Im letzten Krankenraum des orthopädischen Männersaals lagen acht Patienten, die Grund zu ernster Sorge gaben, entweder weil die Wundinfektionen unbeherrschbar schienen oder weil andere Komplikationen die Wundheilung verzögerten. Unter den Patienten waren jene, deren Amputationsstümpfe am Unterschenkel infolge einer mangelhaften Blutzirkulation klafften und den süßlichen Fäulnisgeruch des toten Gewebes verströmten. Andere Patienten hielten die Hand mit gerunzelten, mumifizierten Fingern entgegen. Ein etwa fünfundzwanzigjähriger Patient brachte bereits sein drittes Jahr im selben Bett zu. Er saß mit großen Druckgeschwüren über dem rechten Gesäß auf unnatürlich verbogenen Beinen und bewegte seine weniger verbogenen Arme auf unnatürliche Weise, fast gespenstig. Die Ursache des Leidens war die unvollständige Knochenbildung [Osteogenesis imperfecta], ein angeborenes Leiden, weshalb er schon als Kind mit Schienen und Operationen, insbesondere an den Beinen, behandelt wurde. Doch das alles führte zu keinem Erfolg auf Dauer. Das Gehen an Stöcken und Krücken, das in den Kinderjahren möglich war, bescherte ihm die Brüche an den Armen, die trotz der Behandlungsversuche in Fehlstellungen endeten, so dass er seit über zehn Jahren gehunfähig war. Vater und Bruder brachten ihn auf dem Eselskarren zum Hospital, da sie ihn zu Hause nicht mehr versorgen konnten. Einen Rollstuhl gab es nicht.

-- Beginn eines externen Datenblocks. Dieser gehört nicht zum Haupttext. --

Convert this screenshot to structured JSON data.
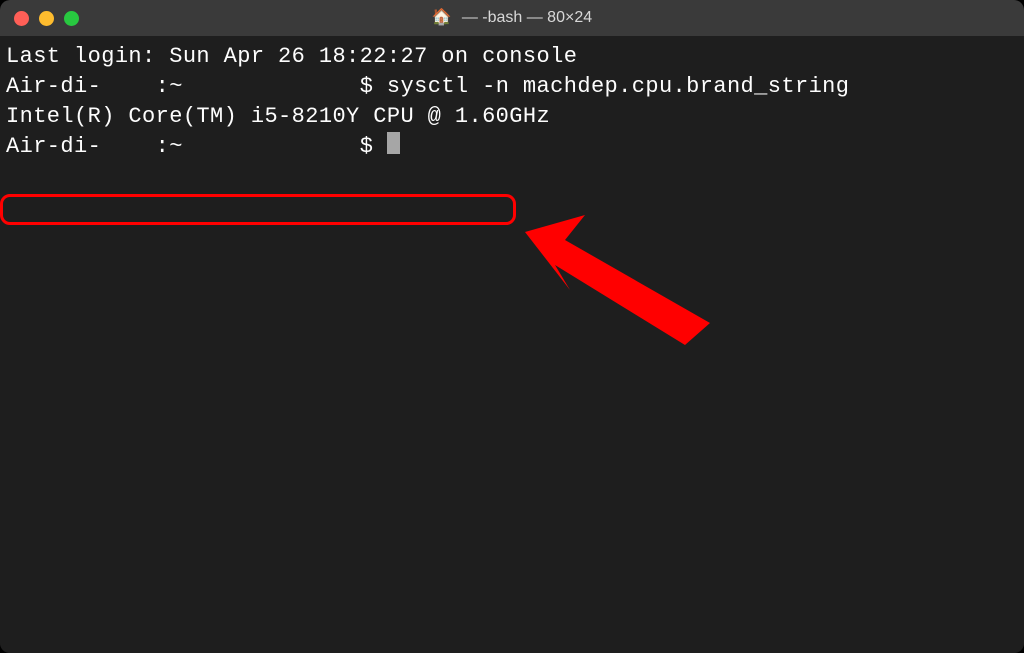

Die Saalrunde erwies sich als ein afrikanischer Augenöffner. Ich sah eine Wirklichkeit, die ich in Deutschland nur aus Büchern kannte. Nach der Saalrunde erfolgte ein Gespräch bei einer Tasse Tee im >Doctors tearoom<, der neben dem Umkleideraum und durch ein großes Glasfenster vom OP-Korridor mit den gegenüberliegenden Operationsräumen getrennt war. Hier sprach Dr. van der Merwe in natürlicher und menschlicher Weise von der Komplexität der Probleme und den daraus resultierenden Schwierigkeiten in der Behandlung der Patienten, für die er zuständig war. “Die meisten Frakturen behandeln wir konservativ mit Gipsen und Schienen. Bei einigen Patienten habe ich eine Knöchelfraktur mit einer Schraube versorgt.” So schilderte er die Situation, für die der Mangel an Instrumenten und Material sowie die fehlende praktische Erfahrung die Gründe waren, weshalb Verletzungen mit schweren und Mehrfachbrüchen über siebenhundert Kilometer weit nach Windhoek gebracht wurden.

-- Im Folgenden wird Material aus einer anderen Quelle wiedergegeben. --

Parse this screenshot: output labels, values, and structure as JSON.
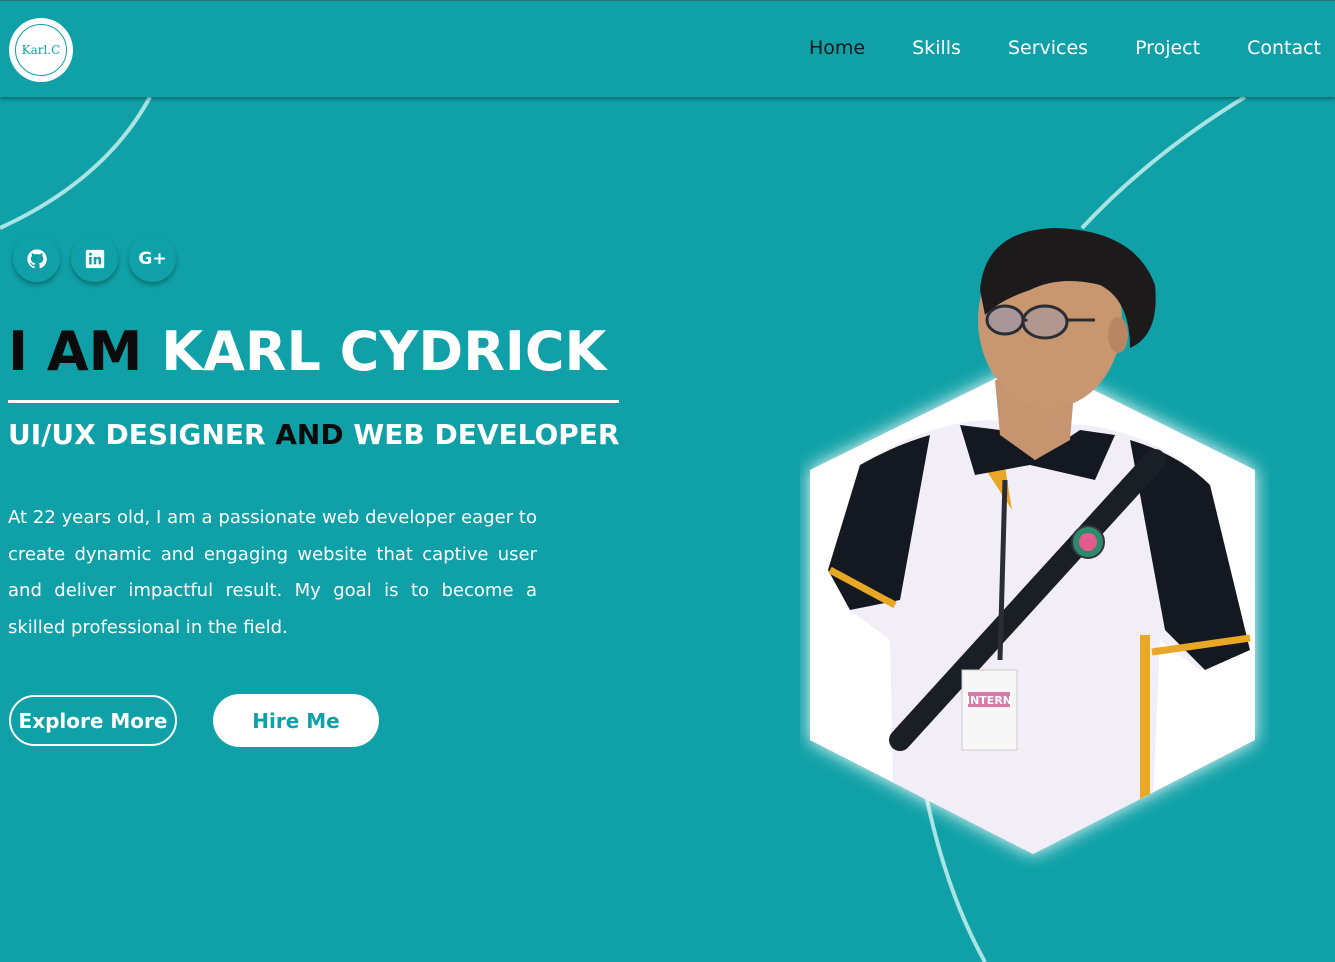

In einigen Fällen assitierten ihm bei den Operationen die >Consultants<, die zweimal in der Woche vom Lazarett des Militärflughafens in Ondangwa, etwa vierizg Kilometer östlich von Oshakati, gebracht wurden. Doch diese >Consultants<, in Offiziersrängen nicht unter einem Colonel, waren in der Regel Spezialisten der Chirurgie, die derartige Verletzungen mit Frakturen direkt ins Militähospital nach Pretoria fliegen ließen. Auf die Frage, ob die Arbeit ihn nicht überfordere, antwortete Dr. Van der Merwe, dass er froh sei, seine Dienstzeit als Arzt in Oshakati zu verbringen, denn hier könne er die Erfahrungen sammeln, die ihm später in Südafrika zugute kämen. “Auch gibt es hier Weiterbildung”, fuhr er fort, “jeden Freitag halten die Spezialisten einen Vortrag über aktuelle Themen aus der Chirurgie, dem sich eine Diskussion anschließt. Das ist für uns, die wir noch in der Ausbildung sind, sehr nützlich.”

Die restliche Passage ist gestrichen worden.